1. Fill in Home and Individual Registers
Every house and individual in a family needs to be registered with detailed data.

2. Visitation planning
For each house the agent goes to, she needs to check the health of every individual. This planning is made by themselves, usually written in a notebook.

3. Visiting patients and filling Visitation Form
They visit the patients every cycle. The cycle is shorter if that patient is sick of bedridden. Every visit needs to be registered in a form.

4. Request scheduling of Home Visits and Sample Collection for exams
Visits with physicians and nurses are scheduled to the bedridden patients’. Because of that, their agenda needs to match.

5. Deliver results of examinations / referrals to bedridden patients
After any appointment or exam, they usually deliver the results in person to check the patient’s condition.

6. Entry visitation data and deliver papers
All CHW need to enter visitation data in the E-SUS web system and submit visitation papers to the Secretary of Health of the municipality. It’s the step they dislike the most, so the data and papers accumulate to the last week.
⬤ 03. Problem Definition
How might we leverage communication within Primary Health Care teams in a sustainable and engaging way?
Research unearthed a need for efficient communication within teams. But a solution will not have acceptance unless it is adapted to the users workflow and culture.
⬤ 04. Ideation & Prototyping
Requirements

Promote communication
Research has shown that ineffective communication is one of the keys for their work. The solution aims to promote work-related communication in a way that is easy to understand and transmit.

Work well on old smartphones
Community Health Workers’ salary range is from low to average. It is common for them to use low-tier phones.

Low data usage (3G)
Concepts

Concept 1: Gianbot – Chatbot assistant
Gian is a chatbot that helps the team managing schedules and patient records. He facilitates the contact between CHW and physicians/nurses for appointment management and patients list. He’s based on Rede Globo‘s actor Reinaldo Gianecchini, who once played a butler in an advertisement.
Features:
Visit Management
- Organization of home visits into schedules (day, week)
- Report at the end of the day (or week) of the houses that remain to be visited and tells the number of houses that have been visited
- “Share” a visited patient with the doctor/nurse to arrange them a visit
Shift and Event Management
- Shows it to everyone and remembers who is scheduled to work at reception on what day and time;
- Remembers events that will take place at the station (meetings, actions, community groups)

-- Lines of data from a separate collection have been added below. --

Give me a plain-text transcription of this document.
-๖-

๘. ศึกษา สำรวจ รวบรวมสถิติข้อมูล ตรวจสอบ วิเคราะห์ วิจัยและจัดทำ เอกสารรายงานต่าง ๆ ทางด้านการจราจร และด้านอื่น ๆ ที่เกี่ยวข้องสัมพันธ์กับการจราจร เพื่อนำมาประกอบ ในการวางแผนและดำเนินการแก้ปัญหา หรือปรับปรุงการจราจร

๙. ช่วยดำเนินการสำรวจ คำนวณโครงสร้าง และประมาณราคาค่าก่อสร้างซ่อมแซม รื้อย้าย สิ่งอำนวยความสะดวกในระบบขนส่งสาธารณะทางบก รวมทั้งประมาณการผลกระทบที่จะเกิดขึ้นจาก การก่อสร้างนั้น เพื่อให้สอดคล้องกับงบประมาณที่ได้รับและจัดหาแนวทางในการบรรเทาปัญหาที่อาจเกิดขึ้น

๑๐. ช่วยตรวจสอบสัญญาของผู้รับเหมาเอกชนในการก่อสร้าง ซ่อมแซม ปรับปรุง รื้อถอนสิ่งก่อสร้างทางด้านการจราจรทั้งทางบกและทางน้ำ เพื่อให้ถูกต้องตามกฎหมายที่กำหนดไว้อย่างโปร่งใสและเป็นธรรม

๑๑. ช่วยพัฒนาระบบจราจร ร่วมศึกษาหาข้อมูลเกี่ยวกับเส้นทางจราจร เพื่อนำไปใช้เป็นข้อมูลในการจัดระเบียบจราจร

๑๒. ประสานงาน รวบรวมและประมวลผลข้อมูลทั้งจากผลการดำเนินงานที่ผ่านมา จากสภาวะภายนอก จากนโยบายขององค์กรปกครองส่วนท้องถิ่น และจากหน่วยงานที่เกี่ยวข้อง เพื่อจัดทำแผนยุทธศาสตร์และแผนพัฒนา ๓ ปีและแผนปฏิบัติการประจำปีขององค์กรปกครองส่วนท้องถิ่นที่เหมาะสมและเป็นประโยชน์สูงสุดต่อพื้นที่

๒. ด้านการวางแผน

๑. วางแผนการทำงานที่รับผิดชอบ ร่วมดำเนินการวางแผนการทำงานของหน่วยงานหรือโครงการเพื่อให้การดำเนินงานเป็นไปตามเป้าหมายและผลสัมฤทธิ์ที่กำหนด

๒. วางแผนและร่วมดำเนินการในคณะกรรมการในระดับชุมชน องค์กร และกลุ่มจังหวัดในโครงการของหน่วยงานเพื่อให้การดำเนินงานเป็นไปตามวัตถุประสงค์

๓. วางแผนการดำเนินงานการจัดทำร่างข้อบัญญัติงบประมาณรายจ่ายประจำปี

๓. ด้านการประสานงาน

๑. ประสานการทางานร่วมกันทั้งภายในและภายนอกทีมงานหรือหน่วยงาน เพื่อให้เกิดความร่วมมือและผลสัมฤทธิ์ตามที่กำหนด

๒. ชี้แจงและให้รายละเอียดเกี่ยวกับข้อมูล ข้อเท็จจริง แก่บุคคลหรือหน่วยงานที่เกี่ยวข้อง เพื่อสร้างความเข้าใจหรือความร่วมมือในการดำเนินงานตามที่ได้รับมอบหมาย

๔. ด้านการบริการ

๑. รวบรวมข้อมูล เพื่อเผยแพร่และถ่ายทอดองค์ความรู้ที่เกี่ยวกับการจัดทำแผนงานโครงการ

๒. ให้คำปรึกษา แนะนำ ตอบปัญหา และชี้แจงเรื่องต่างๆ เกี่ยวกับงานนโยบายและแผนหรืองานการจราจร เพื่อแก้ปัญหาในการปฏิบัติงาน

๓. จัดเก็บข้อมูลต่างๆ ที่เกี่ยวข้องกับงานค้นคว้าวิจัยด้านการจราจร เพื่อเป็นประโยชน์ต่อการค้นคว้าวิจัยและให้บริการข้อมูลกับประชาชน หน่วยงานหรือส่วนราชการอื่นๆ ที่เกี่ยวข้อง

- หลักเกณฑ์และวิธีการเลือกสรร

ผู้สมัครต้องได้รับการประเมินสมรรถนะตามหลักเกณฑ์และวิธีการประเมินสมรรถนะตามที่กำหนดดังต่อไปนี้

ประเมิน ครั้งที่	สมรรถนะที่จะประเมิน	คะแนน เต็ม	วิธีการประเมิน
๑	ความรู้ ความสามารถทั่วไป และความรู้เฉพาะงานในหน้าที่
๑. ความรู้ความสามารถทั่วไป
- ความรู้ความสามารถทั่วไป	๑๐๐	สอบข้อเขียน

Concept 2: Quintal – Collaborative gardens
Every worker has a Quintal (“Yard”), where their plants are their patients. To make and maintain a beautiful quintal, they need each other’s help because watering your own plant is not allowed and you need your friend’s help.
- Each patient/family on the CHW agenda is a seed to be collected.
- By visiting all the patients on your daily or weekly schedule you have enough seeds to make your area of the valley flourish.
- Mark that you have already registered the forms in E-SUS for your flowers to bloom;
- Only the other team members can water your flowers: They need to visit your garden and water your plants so that they continue to grow;
- Send a flower to be taken care of by the doctor (= request a day for an appointment with the doctor)
Technologies used: HTML5, CSS3, NodeJS, MongoDB
Tests results
The preference for Quintal over the bot was clear when the Community Health Workers highlighted the visuals of the gardens.
While Gianbot’s interface is mainly through text (keywords combination), Quintal would offer much more appealing features.
The emotional aspect here was visible, and that would come to battle the lack of engagement due to bad work conditions in the Primary Health Care context of Brazilian communities.